“Phantom Parrot” a tough film about Britain’s repressive surveillance state

By Lucy Komisar

“Phantom Parrot’ is an alarming and compelling film about a repressive UK law aimed at individuals the UK government doesn’t like because they support victims of repression by countries the UK does like. It was directed by Kate Stonehill and produced by Steven Lake and presented by The Double Exposure film festival in Washington in November.

This story doesn’t arrive out of nowhere.  Many Americans/westerners think the UK is cool because they love the Royals. Forget that Royals are a line of inherited pseudo-potentates, because who elected them? They forget the UK killed millions in South Africa, Kenya, India, carried out genocide in Tasmania, that 1930s Royals supported Hitler. But they dress well, mix with the world’s super-rich, and U.S. and UK mainstream media fawn on them.

Now, harken back to a great Brit, George Orwell, whose 1984 predicted the current scary repressive legislation detailed in “The Phantom Patriot.”

Muhammad Rabbani.

This is the story the film tells.

The Terrorism Act was signed into U.K. law in 2000. It allowed authorities to stop and search people at border surveillance just because they want to. They could strip search people, take biometric data, confiscate belongings. If targets didn’t hand over passwords to devices, they could be in imprisoned for three months. The government could act with no legal warrant.  It has been used against reporters and human rights workers, people involved in activities the authorities don’t approve of. It’s what dictatorships do. So does “Old Blighty.”
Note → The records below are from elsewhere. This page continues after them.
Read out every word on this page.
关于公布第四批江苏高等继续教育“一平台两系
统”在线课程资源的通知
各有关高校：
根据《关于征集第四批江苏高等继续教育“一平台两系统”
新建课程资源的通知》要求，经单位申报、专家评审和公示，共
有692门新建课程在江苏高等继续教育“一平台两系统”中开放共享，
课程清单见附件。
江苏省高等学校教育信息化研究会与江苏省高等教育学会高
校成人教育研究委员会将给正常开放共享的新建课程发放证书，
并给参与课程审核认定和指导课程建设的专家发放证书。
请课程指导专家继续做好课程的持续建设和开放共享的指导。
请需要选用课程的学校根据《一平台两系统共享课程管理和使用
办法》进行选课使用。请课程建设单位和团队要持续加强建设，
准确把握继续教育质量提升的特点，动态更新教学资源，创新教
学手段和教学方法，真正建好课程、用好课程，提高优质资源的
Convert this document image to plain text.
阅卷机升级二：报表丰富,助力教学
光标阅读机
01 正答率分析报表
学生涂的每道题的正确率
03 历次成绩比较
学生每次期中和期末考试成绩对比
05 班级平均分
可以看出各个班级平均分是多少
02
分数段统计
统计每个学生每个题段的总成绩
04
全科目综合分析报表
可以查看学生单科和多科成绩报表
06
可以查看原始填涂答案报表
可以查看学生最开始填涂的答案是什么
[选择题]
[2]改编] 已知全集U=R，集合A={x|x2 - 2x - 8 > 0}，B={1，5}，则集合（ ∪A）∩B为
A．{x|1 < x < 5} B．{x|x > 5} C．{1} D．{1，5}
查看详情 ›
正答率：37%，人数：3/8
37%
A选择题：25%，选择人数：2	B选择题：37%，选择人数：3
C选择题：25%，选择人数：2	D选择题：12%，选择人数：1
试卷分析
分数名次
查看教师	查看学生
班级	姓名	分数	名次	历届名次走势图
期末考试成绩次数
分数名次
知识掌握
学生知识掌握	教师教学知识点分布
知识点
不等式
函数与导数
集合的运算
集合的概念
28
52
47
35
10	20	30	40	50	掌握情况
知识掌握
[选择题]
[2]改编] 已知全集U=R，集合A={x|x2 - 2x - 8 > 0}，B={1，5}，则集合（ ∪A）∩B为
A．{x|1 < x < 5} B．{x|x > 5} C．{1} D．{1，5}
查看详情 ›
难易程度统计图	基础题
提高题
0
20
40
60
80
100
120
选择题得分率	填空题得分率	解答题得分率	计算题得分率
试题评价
In 2016, the government targeted British human rights activist Muhammad Rabbani, who was stopped and questioned on his way home from a research trip.

The clocks tell times in Belmarsh and Abu Graib, UK and U.S. torture sites.

Rabbani is the Managing Director of CAGE, an advocacy organization working to investigate and raise awareness of human rights violations arising from the War on Terror. It started in 2003 in opposition to the torture of prisoners. He was investigating a case of person arrested and held in the U.S. who claimed he was tortured.

As is well known, the UK collaborates with the U.S. on targeting human rights advocates. Note the clocks in the film of Belmarsh in the UK, where journalist Julian Assange is imprisoned under conditions the UN Special Rapporteur on torture, Nils Melzer, calls torture, and Abu Graib in Iraq, where the U.S. has held and tortured Muslim prisoners, as described in reports kept secret by the U.S. Senate.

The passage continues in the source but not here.